Tiba-tiba saya jadi loyo dan tak tahu apa yang harus saya lakukan. Istri saya memang benar. Usaha meralat itu rasanya tak seberapa punya arti. Saat itu kami cuma bisa saling memandang apa yang bisa kami lakukan. Istri saya diam, saya pun diam. Kami lebih banyak berdiam-diam. Mendadak telpon di samping saya berdering

“Hallo ….. selamat malam!” ujar dari seberang.

“Selamat malam …..”

“Oh ya kami dari keluarga Subroto menyampaikan ucapan selamat berduka cita atas meninggalnya Bapak Cakra Manggilingan. Semoga keluarga yang ditinggal mendapat perlindungan Tuhan Yang Maha Pengasih. Oh ya, benarkah ini rumah keluarga almarhum?”

“Benar.”

“Kalau saya boleh tahu, saya bicara dengan siapa?”

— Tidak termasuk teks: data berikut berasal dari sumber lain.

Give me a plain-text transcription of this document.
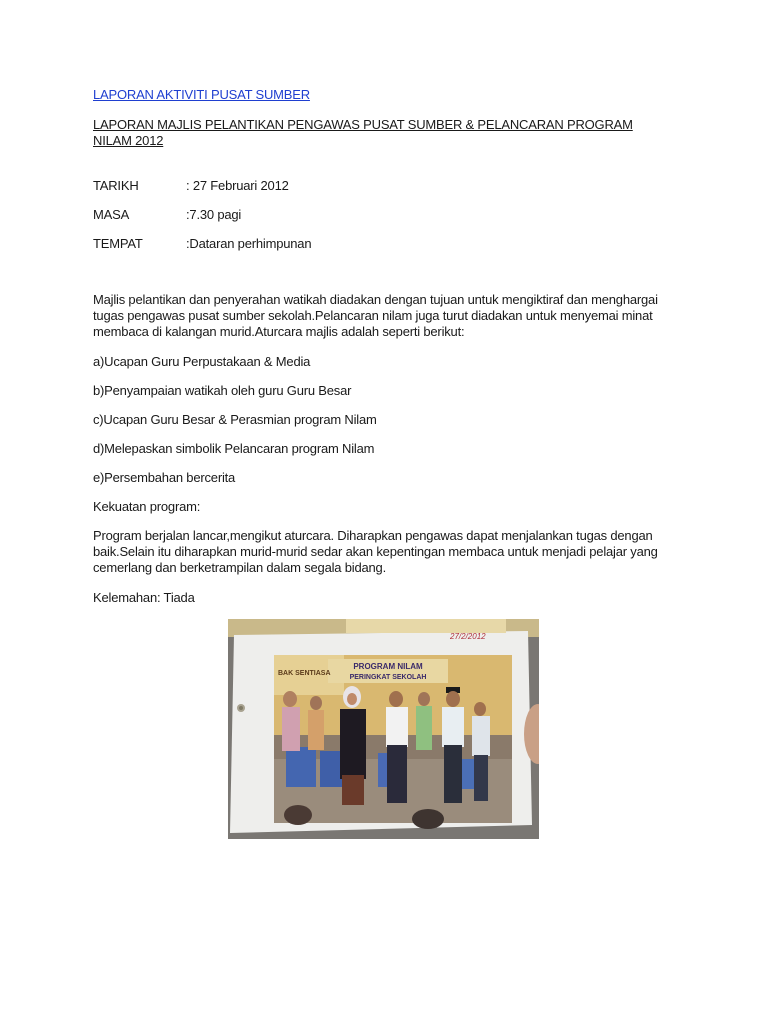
LAPORAN AKTIVITI PUSAT SUMBER
LAPORAN MAJLIS PELANTIKAN PENGAWAS PUSAT SUMBER & PELANCARAN PROGRAM NILAM 2012
TARIKH	: 27 Februari 2012
MASA	:7.30 pagi
TEMPAT	:Dataran perhimpunan
Majlis pelantikan dan penyerahan watikah diadakan dengan tujuan untuk mengiktiraf dan menghargai tugas pengawas pusat sumber sekolah.Pelancaran nilam juga turut diadakan untuk menyemai minat membaca di kalangan murid.Aturcara majlis adalah seperti berikut:
a)Ucapan Guru Perpustakaan & Media
b)Penyampaian watikah oleh guru Guru Besar
c)Ucapan Guru Besar & Perasmian program Nilam
d)Melepaskan simbolik Pelancaran program Nilam
e)Persembahan bercerita
Kekuatan program:
Program berjalan lancar,mengikut aturcara. Diharapkan pengawas dapat menjalankan tugas dengan baik.Selain itu diharapkan murid-murid sedar akan kepentingan membaca untuk menjadi pelajar yang cemerlang dan berketrampilan dalam segala bidang.
Kelemahan: Tiada
27/2/2012
PROGRAM NILAM
PERINGKAT SEKOLAH
BAK SENTIASA
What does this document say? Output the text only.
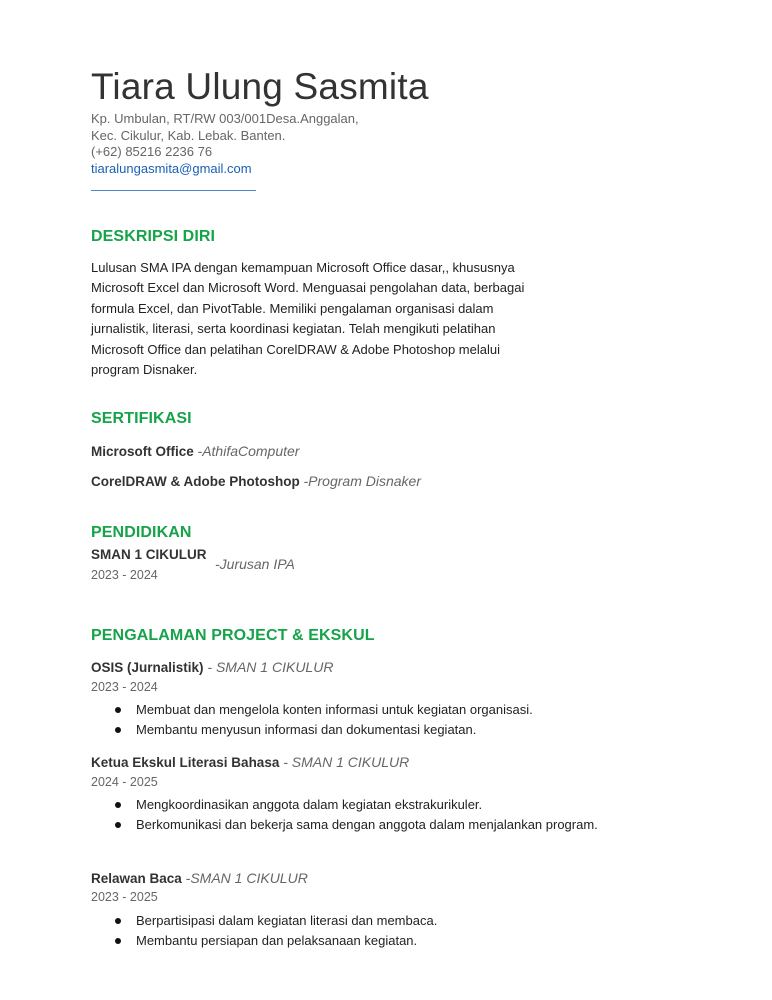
Tiara Ulung Sasmita
Kp. Umbulan, RT/RW 003/001Desa.Anggalan,
Kec. Cikulur, Kab. Lebak. Banten.
(+62) 85216 2236 76
tiaralungasmita@gmail.com
DESKRIPSI DIRI
Lulusan SMA IPA dengan kemampuan Microsoft Office dasar,, khususnya
Microsoft Excel dan Microsoft Word. Menguasai pengolahan data, berbagai
formula Excel, dan PivotTable. Memiliki pengalaman organisasi dalam
jurnalistik, literasi, serta koordinasi kegiatan. Telah mengikuti pelatihan
Microsoft Office dan pelatihan CorelDRAW & Adobe Photoshop melalui
program Disnaker.
SERTIFIKASI
Microsoft Office -AthifaComputer
CorelDRAW & Adobe Photoshop -Program Disnaker
PENDIDIKAN
SMAN 1 CIKULUR
-Jurusan IPA
2023 - 2024
PENGALAMAN PROJECT & EKSKUL
OSIS (Jurnalistik) - SMAN 1 CIKULUR
2023 - 2024
Membuat dan mengelola konten informasi untuk kegiatan organisasi.
Membantu menyusun informasi dan dokumentasi kegiatan.
Ketua Ekskul Literasi Bahasa - SMAN 1 CIKULUR
2024 - 2025
Mengkoordinasikan anggota dalam kegiatan ekstrakurikuler.
Berkomunikasi dan bekerja sama dengan anggota dalam menjalankan program.
Relawan Baca -SMAN 1 CIKULUR
2023 - 2025
Berpartisipasi dalam kegiatan literasi dan membaca.
Membantu persiapan dan pelaksanaan kegiatan.
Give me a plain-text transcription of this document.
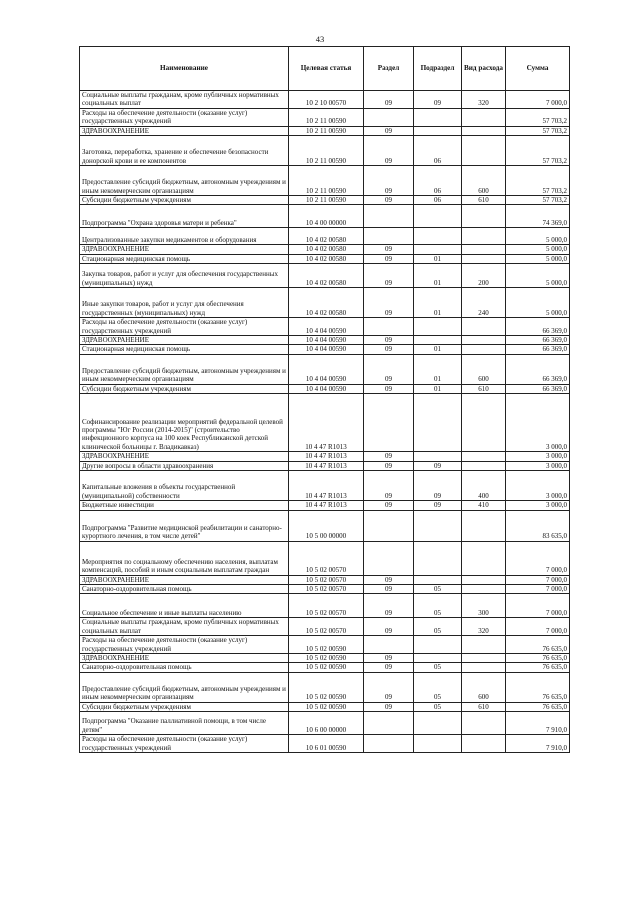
43
Наименование	Целевая статья	Раздел	Подраздел	Вид расхода	Сумма
Социальные выплаты гражданам, кроме публичных нормативных социальных выплат	10 2 10 00570	09	09	320	7 000,0
Расходы на обеспечение деятельности (оказание услуг) государственных учреждений	10 2 11 00590				57 703,2
ЗДРАВООХРАНЕНИЕ	10 2 11 00590	09			57 703,2
Заготовка, переработка, хранение и обеспечение безопасности донорской крови и ее компонентов	10 2 11 00590	09	06		57 703,2
Предоставление субсидий бюджетным, автономным учреждениям и иным некоммерческим организациям	10 2 11 00590	09	06	600	57 703,2
Субсидии бюджетным учреждениям	10 2 11 00590	09	06	610	57 703,2
Подпрограмма "Охрана здоровья матери и ребенка"	10 4 00 00000				74 369,0
Централизованные закупки медикаментов и оборудования	10 4 02 00580				5 000,0
ЗДРАВООХРАНЕНИЕ	10 4 02 00580	09			5 000,0
Стационарная медицинская помощь	10 4 02 00580	09	01		5 000,0
Закупка товаров, работ и услуг для обеспечения государственных (муниципальных) нужд	10 4 02 00580	09	01	200	5 000,0
Иные закупки товаров, работ и услуг для обеспечения государственных (муниципальных) нужд	10 4 02 00580	09	01	240	5 000,0
Расходы на обеспечение деятельности (оказание услуг) государственных учреждений	10 4 04 00590				66 369,0
ЗДРАВООХРАНЕНИЕ	10 4 04 00590	09			66 369,0
Стационарная медицинская помощь	10 4 04 00590	09	01		66 369,0
Предоставление субсидий бюджетным, автономным учреждениям и иным некоммерческим организациям	10 4 04 00590	09	01	600	66 369,0
Субсидии бюджетным учреждениям	10 4 04 00590	09	01	610	66 369,0
Софинансирование реализации мероприятий федеральной целевой программы "Юг России (2014-2015)" (строительство инфекционного корпуса на 100 коек Республиканской детской клинической больницы г. Владикавказ)	10 4 47 R1013				3 000,0
ЗДРАВООХРАНЕНИЕ	10 4 47 R1013	09			3 000,0
Другие вопросы в области здравоохранения	10 4 47 R1013	09	09		3 000,0
Капитальные вложения в объекты государственной (муниципальной) собственности	10 4 47 R1013	09	09	400	3 000,0
Бюджетные инвестиции	10 4 47 R1013	09	09	410	3 000,0
Подпрограмма "Развитие медицинской реабилитации и санаторно-курортного лечения, в том числе детей"	10 5 00 00000				83 635,0
Мероприятия по социальному обеспечению населения, выплатам компенсаций, пособий и иным социальным выплатам граждан	10 5 02 00570				7 000,0
ЗДРАВООХРАНЕНИЕ	10 5 02 00570	09			7 000,0
Санаторно-оздоровительная помощь	10 5 02 00570	09	05		7 000,0
Социальное обеспечение и иные выплаты населению	10 5 02 00570	09	05	300	7 000,0
Социальные выплаты гражданам, кроме публичных нормативных социальных выплат	10 5 02 00570	09	05	320	7 000,0
Расходы на обеспечение деятельности (оказание услуг) государственных учреждений	10 5 02 00590				76 635,0
ЗДРАВООХРАНЕНИЕ	10 5 02 00590	09			76 635,0
Санаторно-оздоровительная помощь	10 5 02 00590	09	05		76 635,0
Предоставление субсидий бюджетным, автономным учреждениям и иным некоммерческим организациям	10 5 02 00590	09	05	600	76 635,0
Субсидии бюджетным учреждениям	10 5 02 00590	09	05	610	76 635,0
Подпрограмма "Оказание паллиативной помощи, в том числе детям"	10 6 00 00000				7 910,0
Расходы на обеспечение деятельности (оказание услуг) государственных учреждений	10 6 01 00590				7 910,0
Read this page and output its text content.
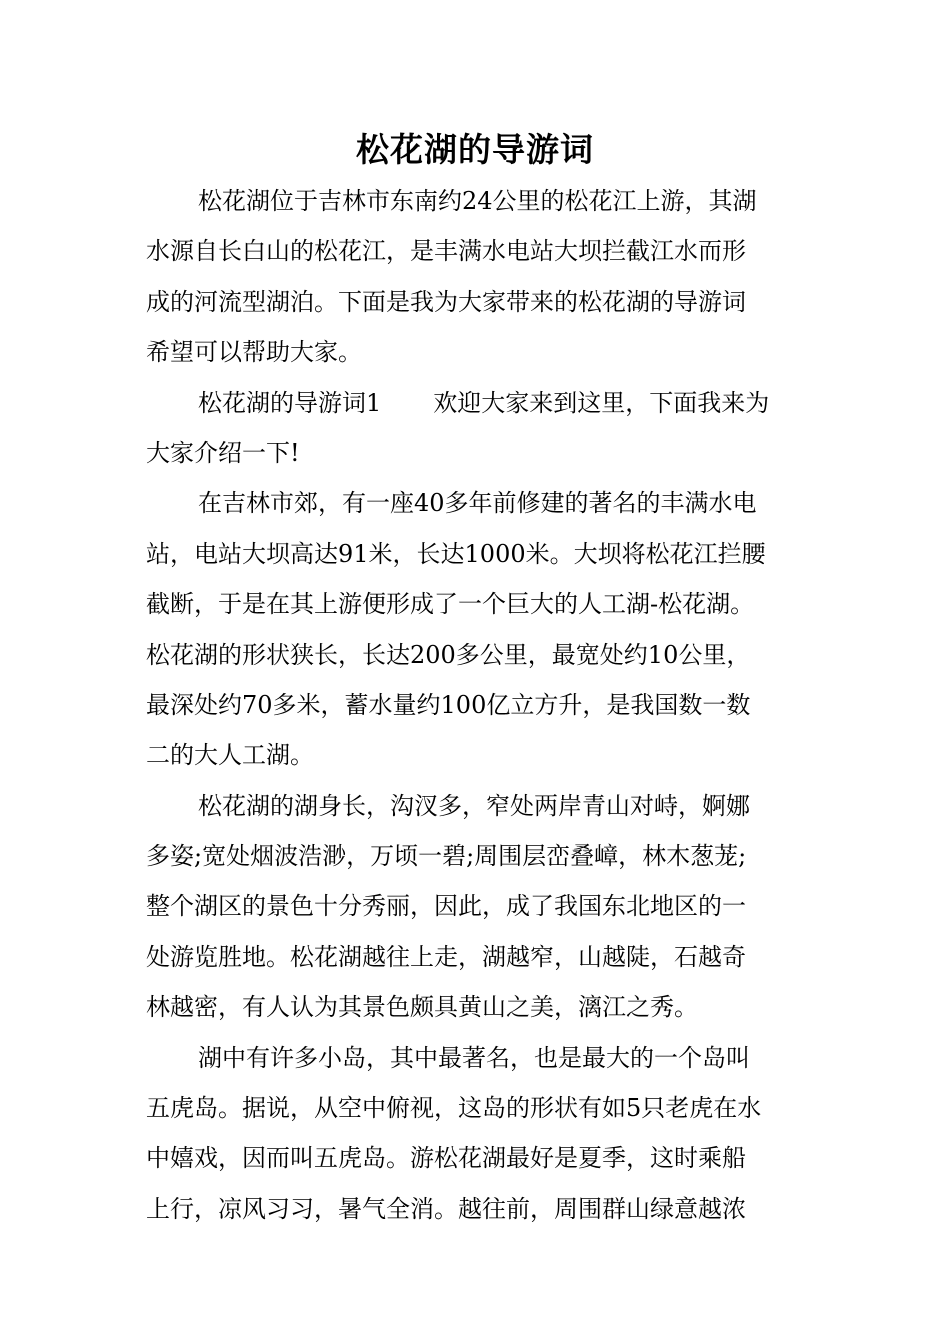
松花湖的导游词
松花湖位于吉林市东南约24公里的松花江上游，其湖
水源自长白山的松花江，是丰满水电站大坝拦截江水而形
成的河流型湖泊。下面是我为大家带来的松花湖的导游词
希望可以帮助大家。
松花湖的导游词1 欢迎大家来到这里，下面我来为
大家介绍一下!
在吉林市郊，有一座40多年前修建的著名的丰满水电
站，电站大坝高达91米，长达1000米。大坝将松花江拦腰
截断，于是在其上游便形成了一个巨大的人工湖-松花湖。
松花湖的形状狭长，长达200多公里，最宽处约10公里，
最深处约70多米，蓄水量约100亿立方升，是我国数一数
二的大人工湖。
松花湖的湖身长，沟汊多，窄处两岸青山对峙，婀娜
多姿;宽处烟波浩渺，万顷一碧;周围层峦叠嶂，林木葱茏;
整个湖区的景色十分秀丽，因此，成了我国东北地区的一
处游览胜地。松花湖越往上走，湖越窄，山越陡，石越奇
林越密，有人认为其景色颇具黄山之美，漓江之秀。
湖中有许多小岛，其中最著名，也是最大的一个岛叫
五虎岛。据说，从空中俯视，这岛的形状有如5只老虎在水
中嬉戏，因而叫五虎岛。游松花湖最好是夏季，这时乘船
上行，凉风习习，暑气全消。越往前，周围群山绿意越浓
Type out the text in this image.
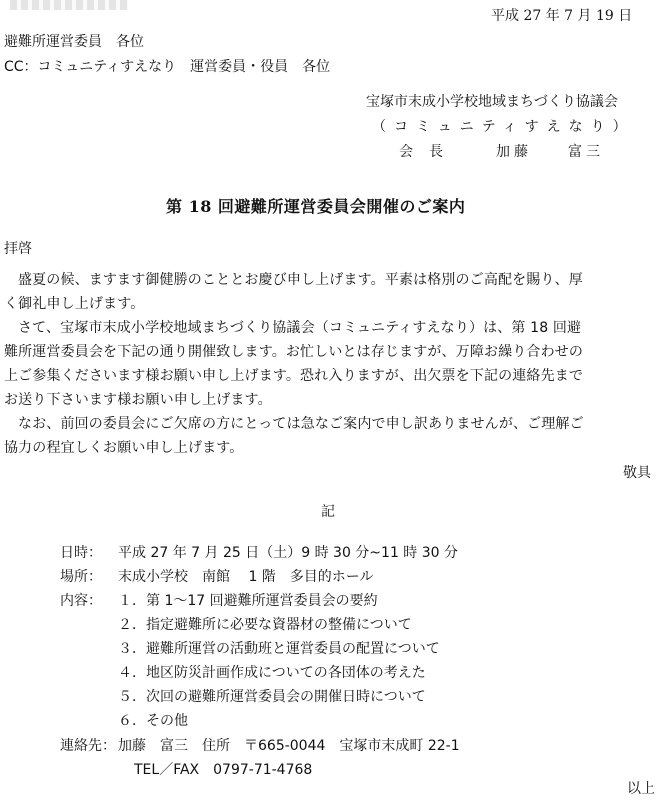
平成 27 年 7 月 19 日
避難所運営委員　各位
CC：コミュニティすえなり　運営委員・役員　各位
宝塚市末成小学校地域まちづくり協議会
（コミュニティすえなり）
会長	加藤　　富三
第 18 回避難所運営委員会開催のご案内
拝啓
盛夏の候、ますます御健勝のこととお慶び申し上げます。平素は格別のご高配を賜り、厚
く御礼申し上げます。
さて、宝塚市末成小学校地域まちづくり協議会（コミュニティすえなり）は、第 18 回避
難所運営委員会を下記の通り開催致します。お忙しいとは存じますが、万障お繰り合わせの
上ご参集くださいます様お願い申し上げます。恐れ入りますが、出欠票を下記の連絡先まで
お送り下さいます様お願い申し上げます。
なお、前回の委員会にご欠席の方にとっては急なご案内で申し訳ありませんが、ご理解ご
協力の程宜しくお願い申し上げます。
敬具
記
日時： 平成 27 年 7 月 25 日（土）9 時 30 分~11 時 30 分
場所： 末成小学校　南館　 1 階　多目的ホール
内容： １．第 1～17 回避難所運営委員会の要約
２．指定避難所に必要な資器材の整備について
３．避難所運営の活動班と運営委員の配置について
４．地区防災計画作成についての各団体の考えた
５．次回の避難所運営委員会の開催日時について
６．その他
連絡先： 加藤　富三　住所　〒665-0044　宝塚市末成町 22-1
TEL／FAX　0797-71-4768
以上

“Dengan saya. Maksud saya, Cakra Manggilingan sendiri.”

“Siapaaaaa?”

“Cakra Manggilingan.”

“Hiiiiiiiii!!!! …… Praak!”

“Eiiit tungguuuuu!”

Wah, sialan saya telah dianggapnya hantu. Istri saya mendekat.

“Ada apa sih Pak?”

“Ucapan bela sungkawa dari keluarga Subroto.”

Istri saya geleng-geleng kepala. Belum habis dia menggeleng datang lagi ucapan bela sungkawa dari kerabat  dan relasi yang lain.Dan ketika saya berada pada puncak terengah-engahnya, telpon toh masih juga berdering.

“Selamat malam …..”

“Selamat malam.”

“Kami dari keluarga Pragota menyampaikan ucapan selamat berduka cita. Eh, maksud kami turut berduka cita atas wafatnya Bapak Cakra. Boleh kan?”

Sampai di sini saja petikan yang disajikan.